Related State Regulation
The SEC’s action against Western comes amid state-level activity on fiduciary standards. In late March 2022, a Massachusetts state Superior Court invalidated the state’s Fiduciary Duty Rule in Robinhood Fin. Inc. v. Galvin, 2022 WL 1720131 (Mass. Super. Ct. Mar. 30, 2022). The Superior Court held that Massachusetts Secretary of State William Galvin went beyond his authority in enacting the Fiduciary Duty Rule, which imposed a general fiduciary duty on broker-dealers like Robinhood. The Superior Court invalidated the rule as contrary to Massachusetts state common law defining the scope of broker-dealer fiduciary duties, citing the Massachusetts legislature’s directive that its securities laws harmonize with federal and other states’ securities laws, without reaching constitutional or federal preemption issues. The matter is now on appeal.
Several other states have attempted to enact similar fiduciary rules for broker-dealers. Nevada’s Securities Division reportedly resumed efforts earlier this year to enact regulations under the state’s 2017 uniform fiduciary duty statute. Nevada previously proposed regulations under the statute in 2019 that received heavy criticism from the brokerage industry in the public comment period, and its regulatory efforts went quiet following the emergence of the COVID-19 pandemic. Similar efforts for a general fiduciary duty rule in New York, New Jersey, and Maryland have stalled. As of yet, there has not been a definitive ruling on federal preemption for state laws purporting to impose a standard different than Reg BI’s.

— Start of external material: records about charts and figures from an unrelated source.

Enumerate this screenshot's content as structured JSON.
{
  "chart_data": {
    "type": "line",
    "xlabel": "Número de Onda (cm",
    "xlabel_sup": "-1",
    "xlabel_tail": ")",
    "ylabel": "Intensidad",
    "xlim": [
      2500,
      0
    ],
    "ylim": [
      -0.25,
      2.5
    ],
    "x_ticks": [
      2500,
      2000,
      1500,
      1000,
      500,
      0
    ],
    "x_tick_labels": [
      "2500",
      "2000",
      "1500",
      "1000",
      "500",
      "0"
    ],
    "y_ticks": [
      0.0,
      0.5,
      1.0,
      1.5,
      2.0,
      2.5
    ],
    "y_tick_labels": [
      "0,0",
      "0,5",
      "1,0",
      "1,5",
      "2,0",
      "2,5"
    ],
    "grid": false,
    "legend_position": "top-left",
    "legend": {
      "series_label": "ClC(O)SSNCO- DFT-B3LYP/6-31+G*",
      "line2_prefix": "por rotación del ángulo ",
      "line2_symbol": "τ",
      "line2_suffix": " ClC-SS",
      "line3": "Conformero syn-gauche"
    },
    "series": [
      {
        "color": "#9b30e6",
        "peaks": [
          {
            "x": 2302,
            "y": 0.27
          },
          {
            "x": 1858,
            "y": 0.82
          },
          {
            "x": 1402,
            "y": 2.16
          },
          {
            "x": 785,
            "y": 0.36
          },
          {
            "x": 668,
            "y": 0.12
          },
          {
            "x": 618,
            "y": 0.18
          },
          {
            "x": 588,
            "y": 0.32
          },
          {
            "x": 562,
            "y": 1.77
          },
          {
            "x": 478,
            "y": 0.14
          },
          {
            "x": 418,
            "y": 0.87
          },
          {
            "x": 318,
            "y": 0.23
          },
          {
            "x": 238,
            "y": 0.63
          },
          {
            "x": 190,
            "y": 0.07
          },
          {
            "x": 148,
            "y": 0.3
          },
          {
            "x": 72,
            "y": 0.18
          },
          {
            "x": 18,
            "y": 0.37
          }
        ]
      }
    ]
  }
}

- Prior to 2018, GWG’s business model consisted of acquiring life insurance policies on the secondary market, continuing to pay the premiums, and collecting the policy benefits upon the insured’s death. In 2018 and 2019, GWG and Beneficient Company Group, L.P. (“Beneficient”) engaged in a series of transactions that placed Beneficient’s management in control of GWG, after which GWG stopped purchasing life insurance policies and shifted its business model to providing liquidity to holders of illiquid and alternative investments. The SEC notes that GWG had a history of net losses and ultimately filed for bankruptcy in April 2022.